Ci fermiamo alle tre sorelle, tre vette ravvicinate teatro, come spiega John, di varie vicende nella storia e oggi meta di trekking e escursioni. Un gelido vento punge. Esco qualche minuto giusto per due foto.
Ancora chilometri, ancora pioggia.
I monti sono imponenti e ben definiti: smussati, sono di derivazione geologica antica, il resto del lavoro l’ha fatto il vento, hanno dei solchi che li percorrono per tutta la loro altezza, se osservi meglio ti accorgi che sono dei piccoli torrenti.
Il paesaggio è elettrizzante: da queste parti hanno girato “Highlander” e “Braveheart”. Chilometri e chilometri di niente, di verde e blu che si mescolano e si compenetrano, al punto da chiederti se arriverai mai in un centro abitato.
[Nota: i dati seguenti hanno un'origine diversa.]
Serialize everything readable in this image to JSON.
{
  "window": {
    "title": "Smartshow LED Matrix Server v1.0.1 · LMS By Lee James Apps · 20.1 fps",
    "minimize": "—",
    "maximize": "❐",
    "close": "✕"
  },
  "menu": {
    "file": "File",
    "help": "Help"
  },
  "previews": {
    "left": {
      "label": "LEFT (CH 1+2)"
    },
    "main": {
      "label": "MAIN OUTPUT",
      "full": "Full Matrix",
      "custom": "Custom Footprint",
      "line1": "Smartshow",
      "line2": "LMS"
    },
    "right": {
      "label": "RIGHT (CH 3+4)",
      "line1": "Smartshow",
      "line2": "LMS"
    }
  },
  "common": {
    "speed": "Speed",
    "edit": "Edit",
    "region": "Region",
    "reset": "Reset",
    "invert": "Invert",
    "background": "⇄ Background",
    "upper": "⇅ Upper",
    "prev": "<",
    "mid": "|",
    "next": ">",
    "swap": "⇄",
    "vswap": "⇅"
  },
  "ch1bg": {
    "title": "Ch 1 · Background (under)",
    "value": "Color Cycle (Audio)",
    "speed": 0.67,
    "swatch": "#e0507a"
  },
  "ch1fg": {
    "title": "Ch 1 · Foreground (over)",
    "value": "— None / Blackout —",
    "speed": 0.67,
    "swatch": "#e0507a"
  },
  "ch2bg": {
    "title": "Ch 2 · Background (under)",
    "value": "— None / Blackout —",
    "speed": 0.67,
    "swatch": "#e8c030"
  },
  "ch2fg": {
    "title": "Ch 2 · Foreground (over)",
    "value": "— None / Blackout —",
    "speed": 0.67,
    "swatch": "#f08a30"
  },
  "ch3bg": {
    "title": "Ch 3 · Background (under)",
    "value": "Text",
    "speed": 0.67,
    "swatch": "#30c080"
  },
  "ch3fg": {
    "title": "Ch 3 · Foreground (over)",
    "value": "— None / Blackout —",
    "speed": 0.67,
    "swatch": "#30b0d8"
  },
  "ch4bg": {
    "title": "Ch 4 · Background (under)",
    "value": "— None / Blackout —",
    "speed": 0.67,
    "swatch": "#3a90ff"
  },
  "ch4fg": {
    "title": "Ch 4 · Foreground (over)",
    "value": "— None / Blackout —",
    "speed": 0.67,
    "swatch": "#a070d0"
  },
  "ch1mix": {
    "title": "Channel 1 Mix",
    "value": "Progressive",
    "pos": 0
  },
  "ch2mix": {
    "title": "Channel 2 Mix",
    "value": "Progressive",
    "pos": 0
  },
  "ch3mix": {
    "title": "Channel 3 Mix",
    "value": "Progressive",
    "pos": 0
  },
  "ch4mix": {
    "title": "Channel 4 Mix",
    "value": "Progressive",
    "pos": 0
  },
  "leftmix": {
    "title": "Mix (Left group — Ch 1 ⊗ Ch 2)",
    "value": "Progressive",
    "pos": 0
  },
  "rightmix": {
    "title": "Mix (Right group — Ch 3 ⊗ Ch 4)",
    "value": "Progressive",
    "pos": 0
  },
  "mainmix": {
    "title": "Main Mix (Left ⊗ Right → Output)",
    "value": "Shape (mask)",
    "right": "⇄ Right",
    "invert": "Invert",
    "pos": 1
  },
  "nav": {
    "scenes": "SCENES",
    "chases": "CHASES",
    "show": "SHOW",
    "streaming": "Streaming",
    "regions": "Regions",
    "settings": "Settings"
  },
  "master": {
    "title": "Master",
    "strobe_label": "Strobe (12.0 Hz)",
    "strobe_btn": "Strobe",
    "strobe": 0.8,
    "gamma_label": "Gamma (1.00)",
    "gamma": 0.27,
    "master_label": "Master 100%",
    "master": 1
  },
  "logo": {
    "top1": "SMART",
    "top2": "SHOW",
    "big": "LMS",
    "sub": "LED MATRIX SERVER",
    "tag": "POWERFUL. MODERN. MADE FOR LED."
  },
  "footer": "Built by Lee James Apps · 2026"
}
Arrivismo a Trossach, il paese dove si uniscono Highlands e Midlands. Parlo un po’ con John e sfodero la classica domanda per attaccar bottone: mai stato in Italia? Sì, un viaggio tra Lazio, Campania, Umbria e Toscana. Ne parla benissimo e dice che ama guidare in Italia. Io sorrido credendo a una presa in giro, aggiungo che siamo matti al volante, ma lui diceva sul serio. E poi, la cucina: pasta pasta, il vino rosso.
Pochi chilometri ci dividono dalla capitale. Da lontano il monumento a William Wallace, una delle ultime cose capaci di catturare la nostra attenzione. Lo noti in tutta la sua imponenza sfidare il grigio del cielo.
Ora siamo in direzione Edimburgo e sentiamo tutta la stanchezza del viaggio. John ci presenta un’altra selezione di canzoni che ci accompagnerà fino alla capitale mentre snocciola le ultime vicende della storia scozzese. Ritorniamo il ponte, rientriamo in città dalla stessa strada da cui eravamo usciti ieri mattina. Piove e traffico. L’escursione sta per finire. Arriviamo in centro, di fronte alla stazione dei treni e ci congediamo. Io vago solitario sotto la pioggia, finché prendo il bus airlink per l’aeroporto (avevo fatto i biglietti online prima di partire). La vettura si presenta straordinariamente moderna ed elegante con wifi e sedili in pelle. Tutto fuorché uno di quei rattoppati bus che spesso vedi. Ci tengono ai particolari. Arrivo alle 21. Sarà una lunga notte, visto che la passerò qui in aeroporto, di fronte alle cinghie dei bagagli. Volo alle 6,30 e si torna in Italia.
Un altro viaggio è finito. La vita riprende di nuovo.